Spain rows back over concern for summer season
Spain’s tourism minister has said the country hopes to welcome tourists in late spring ‘or during the summer’ as she downplayed earlier suggestions from Prime Minister Pedro Sanchez that it may lose most of the lucrative summer trade while a vaccine is rolled out.
Reyes Maroto, minister of industry, trade and tourism, said ‘reactivating’ tourism remained a priority.
The comments came after Sanchez told a meeting of the Executive Council of the World Tourism Organization (UNWTO) that international tourism was unlikely to fully return until ‘the end of summer’ when 70% of the Spanish population had been vaccinated.
It triggered calls and emails to travel agents from nervous customers.
Maroto attempted to ease the concerns.
"Our priority in 2021 is to reactivate tourism and resume safe mobility on a global scale as soon as possible," she said.
"We are working to adopt a common framework of a series of planned actions to give confidence to tourists.
"We hope that at the end of spring and especially during the summer, international travel will resume and travellers will choose Spain as their destination."

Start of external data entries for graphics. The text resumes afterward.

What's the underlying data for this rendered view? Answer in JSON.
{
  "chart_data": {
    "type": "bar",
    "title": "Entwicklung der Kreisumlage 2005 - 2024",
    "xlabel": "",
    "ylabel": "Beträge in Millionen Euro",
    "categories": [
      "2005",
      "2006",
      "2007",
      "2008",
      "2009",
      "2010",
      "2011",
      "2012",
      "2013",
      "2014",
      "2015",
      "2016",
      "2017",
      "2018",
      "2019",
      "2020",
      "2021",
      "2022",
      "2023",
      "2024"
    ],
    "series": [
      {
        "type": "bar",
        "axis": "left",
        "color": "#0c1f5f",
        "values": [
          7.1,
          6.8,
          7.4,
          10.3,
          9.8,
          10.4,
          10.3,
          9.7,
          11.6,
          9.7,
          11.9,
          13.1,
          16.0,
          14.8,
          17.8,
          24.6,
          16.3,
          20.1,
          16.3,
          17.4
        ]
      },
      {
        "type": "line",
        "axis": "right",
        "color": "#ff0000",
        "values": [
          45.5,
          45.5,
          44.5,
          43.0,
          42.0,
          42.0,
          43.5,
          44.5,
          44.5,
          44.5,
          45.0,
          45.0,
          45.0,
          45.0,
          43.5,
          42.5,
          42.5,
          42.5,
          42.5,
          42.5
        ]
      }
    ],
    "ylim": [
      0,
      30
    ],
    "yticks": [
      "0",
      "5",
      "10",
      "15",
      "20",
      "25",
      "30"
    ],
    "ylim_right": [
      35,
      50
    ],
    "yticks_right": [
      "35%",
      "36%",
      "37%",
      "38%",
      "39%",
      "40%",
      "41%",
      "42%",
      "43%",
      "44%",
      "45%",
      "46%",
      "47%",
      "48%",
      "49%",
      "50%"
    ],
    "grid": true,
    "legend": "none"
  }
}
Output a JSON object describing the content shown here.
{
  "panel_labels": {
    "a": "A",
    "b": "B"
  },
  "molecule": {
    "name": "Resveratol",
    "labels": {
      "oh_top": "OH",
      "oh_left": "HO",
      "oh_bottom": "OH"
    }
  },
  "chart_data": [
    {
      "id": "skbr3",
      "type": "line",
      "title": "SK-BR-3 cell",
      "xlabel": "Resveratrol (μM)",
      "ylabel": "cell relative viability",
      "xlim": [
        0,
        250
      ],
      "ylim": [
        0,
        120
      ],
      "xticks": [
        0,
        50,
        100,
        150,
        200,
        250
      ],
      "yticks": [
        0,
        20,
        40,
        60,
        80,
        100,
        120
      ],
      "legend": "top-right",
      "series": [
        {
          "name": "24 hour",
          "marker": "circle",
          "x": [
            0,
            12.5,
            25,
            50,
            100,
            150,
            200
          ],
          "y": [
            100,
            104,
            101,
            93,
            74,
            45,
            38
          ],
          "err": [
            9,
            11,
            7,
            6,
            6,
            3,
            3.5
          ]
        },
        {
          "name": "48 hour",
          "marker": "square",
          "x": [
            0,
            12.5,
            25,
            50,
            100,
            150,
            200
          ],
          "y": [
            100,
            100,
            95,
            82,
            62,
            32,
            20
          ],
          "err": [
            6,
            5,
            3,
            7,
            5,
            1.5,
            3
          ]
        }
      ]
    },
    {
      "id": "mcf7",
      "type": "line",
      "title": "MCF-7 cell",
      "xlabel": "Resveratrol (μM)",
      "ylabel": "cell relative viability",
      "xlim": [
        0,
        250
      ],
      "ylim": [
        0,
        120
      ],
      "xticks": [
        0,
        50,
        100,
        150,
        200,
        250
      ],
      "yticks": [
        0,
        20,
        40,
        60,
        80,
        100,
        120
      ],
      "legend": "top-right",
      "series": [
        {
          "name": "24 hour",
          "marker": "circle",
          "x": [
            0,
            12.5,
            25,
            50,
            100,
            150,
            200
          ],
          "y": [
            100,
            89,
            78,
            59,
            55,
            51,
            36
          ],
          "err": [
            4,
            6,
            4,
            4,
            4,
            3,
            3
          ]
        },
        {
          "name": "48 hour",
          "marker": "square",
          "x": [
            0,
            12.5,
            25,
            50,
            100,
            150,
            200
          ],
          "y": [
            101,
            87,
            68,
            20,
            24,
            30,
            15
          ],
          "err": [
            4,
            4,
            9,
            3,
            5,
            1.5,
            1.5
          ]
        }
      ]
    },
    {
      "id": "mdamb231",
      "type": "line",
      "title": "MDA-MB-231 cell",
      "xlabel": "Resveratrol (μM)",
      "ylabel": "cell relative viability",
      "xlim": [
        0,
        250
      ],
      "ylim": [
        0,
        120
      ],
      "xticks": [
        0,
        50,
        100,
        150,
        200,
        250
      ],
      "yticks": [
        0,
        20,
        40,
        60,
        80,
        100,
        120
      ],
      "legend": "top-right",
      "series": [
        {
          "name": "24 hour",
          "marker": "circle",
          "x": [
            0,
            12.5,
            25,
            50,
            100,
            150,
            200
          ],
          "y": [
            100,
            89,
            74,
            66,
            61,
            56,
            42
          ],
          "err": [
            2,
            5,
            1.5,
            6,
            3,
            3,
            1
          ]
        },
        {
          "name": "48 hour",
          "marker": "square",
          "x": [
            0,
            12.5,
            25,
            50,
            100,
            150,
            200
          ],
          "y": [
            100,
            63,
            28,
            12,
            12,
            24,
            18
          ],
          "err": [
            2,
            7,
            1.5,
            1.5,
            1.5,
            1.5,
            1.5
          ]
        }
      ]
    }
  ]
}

Earlier, Sanchez said: "The Government is working hard to vaccinate people at the highest possible rate, and in fact Spain is the ninth ranked country in the world in vaccinations so far, and one of the top in Europe."
Reaching 70% of the population ‘by the end of the summer’ will allow Spain ‘to be progressively better prepared to receive international tourists’, he said.
"Only mass vaccinations will open the way to the normality that we want," he added.